« Presque tous les auteurs militaires surchargent
tellement leur narration de détails, qu’ils jettent la confusion
dans l’esprit du lecteur, si bien que dans la plupart des ouvrages publiés
sur les guerres de l’Empire, je n’ai absolument rien compris à
l’historique de plusieurs batailles auxquelles j’ai assisté,
et dont toutes les phases me sont cependant bien connues. Je pense que
pour conserver la clarté dans le récit d’une action de
guerre, il faut se borner à indiquer la position respective des
deux armées avant l’engagement, et ne raconter que les faits
principaux et décisifs du combat.
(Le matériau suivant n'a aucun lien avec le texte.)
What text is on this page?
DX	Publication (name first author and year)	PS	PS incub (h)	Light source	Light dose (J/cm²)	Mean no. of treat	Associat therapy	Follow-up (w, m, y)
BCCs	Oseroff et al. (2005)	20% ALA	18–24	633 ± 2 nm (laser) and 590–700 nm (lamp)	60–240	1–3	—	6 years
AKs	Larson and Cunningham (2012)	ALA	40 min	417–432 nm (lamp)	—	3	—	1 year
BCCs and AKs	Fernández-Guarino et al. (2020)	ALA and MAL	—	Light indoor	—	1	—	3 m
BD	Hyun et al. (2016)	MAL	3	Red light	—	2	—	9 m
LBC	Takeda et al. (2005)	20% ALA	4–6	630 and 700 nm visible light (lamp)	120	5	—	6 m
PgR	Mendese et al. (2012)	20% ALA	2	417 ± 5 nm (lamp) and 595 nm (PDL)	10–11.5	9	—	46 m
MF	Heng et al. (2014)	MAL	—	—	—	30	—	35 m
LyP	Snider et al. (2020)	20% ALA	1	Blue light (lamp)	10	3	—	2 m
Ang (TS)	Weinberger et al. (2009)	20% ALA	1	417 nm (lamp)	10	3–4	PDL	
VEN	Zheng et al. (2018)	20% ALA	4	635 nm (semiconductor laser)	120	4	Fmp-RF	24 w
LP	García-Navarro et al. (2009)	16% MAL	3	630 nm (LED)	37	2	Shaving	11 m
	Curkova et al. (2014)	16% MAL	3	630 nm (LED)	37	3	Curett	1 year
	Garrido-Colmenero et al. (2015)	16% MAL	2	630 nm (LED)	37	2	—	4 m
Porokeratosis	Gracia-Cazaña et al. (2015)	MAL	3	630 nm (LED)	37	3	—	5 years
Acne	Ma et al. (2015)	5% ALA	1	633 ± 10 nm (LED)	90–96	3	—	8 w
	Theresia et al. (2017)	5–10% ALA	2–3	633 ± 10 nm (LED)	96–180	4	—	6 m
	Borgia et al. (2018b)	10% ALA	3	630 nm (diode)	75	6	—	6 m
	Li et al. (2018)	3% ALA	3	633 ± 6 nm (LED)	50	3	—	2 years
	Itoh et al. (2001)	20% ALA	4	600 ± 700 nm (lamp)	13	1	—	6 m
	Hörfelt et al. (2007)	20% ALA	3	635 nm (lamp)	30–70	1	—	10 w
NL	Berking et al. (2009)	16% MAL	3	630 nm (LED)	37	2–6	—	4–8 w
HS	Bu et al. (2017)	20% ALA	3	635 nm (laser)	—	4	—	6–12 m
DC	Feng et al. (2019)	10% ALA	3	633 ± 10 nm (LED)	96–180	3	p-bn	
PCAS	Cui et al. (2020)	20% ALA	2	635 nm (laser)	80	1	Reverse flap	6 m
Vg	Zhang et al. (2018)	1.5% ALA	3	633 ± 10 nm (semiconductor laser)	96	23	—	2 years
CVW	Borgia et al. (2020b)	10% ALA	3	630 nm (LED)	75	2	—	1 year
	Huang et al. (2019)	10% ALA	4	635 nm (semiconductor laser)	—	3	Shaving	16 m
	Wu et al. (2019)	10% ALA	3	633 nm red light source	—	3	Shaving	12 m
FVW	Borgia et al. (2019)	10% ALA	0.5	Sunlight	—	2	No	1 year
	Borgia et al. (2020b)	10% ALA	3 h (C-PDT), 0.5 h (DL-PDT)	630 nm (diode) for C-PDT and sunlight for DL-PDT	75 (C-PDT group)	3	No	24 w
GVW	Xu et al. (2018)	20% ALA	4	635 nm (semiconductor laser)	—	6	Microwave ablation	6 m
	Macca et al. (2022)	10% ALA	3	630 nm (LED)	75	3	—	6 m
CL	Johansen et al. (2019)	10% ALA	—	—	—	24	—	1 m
C’est ce que je vais tâcher
de faire pour vous donner une idée de la bataille d’Austerlitz,
bien qu’elle ait eu lieu en avant de ce village ; mais comme la veille
de l’affaire les empereurs d’Autriche et de Russie avaient couché
au château d’Austerlitz, dont Napoléon les chassa, il voulut
accroître son triomphe en en donnant le nom à la bataille
qui se livrera le lendemain.
Vous verrez sur la carte que le ruisseau de Goldbach, qui prend sa source
au-delà de la route d’Olmutz, va se jeter dans l’étang
de Menitz. Ce ruisseau, qui coule au fond d’un vallon dont les abords
sont assez raides, séparait les deux armées. La droite
des Austro-Russes s’appuyait à un bois escarpé, situé
en arrière de la maison de poste de Posoritz, au-delà
de la route d’Olmutz. Leur centre occupait Pratzen et le vaste plateau
de ce nom. Enfin, leur gauche était près des étangs
de Satchan et des marais qui l’avoisinent. L’empereur Napoléon
appuyait sa gauche à un mamelon d’un accès fort difficile,
que nos soldats d’Egypte nommèrent le Santon, parce qu’il était
surmonté d’une petite chapelle dont le toit avait la forme d’un
minaret. Le centre français était auprès de la
mare de Kobelnitz ; enfin la droite se trouvait à Telnitz. Mais
l’Empereur avait placé fort peu de monde sur ce point, afin d’attirer
les Russes sur le terrain marécageux où il avait préparé
leur défaite, en faisant cacher à Gross-Raigern, sur la
route de Vienne, le corps du maréchal Davout.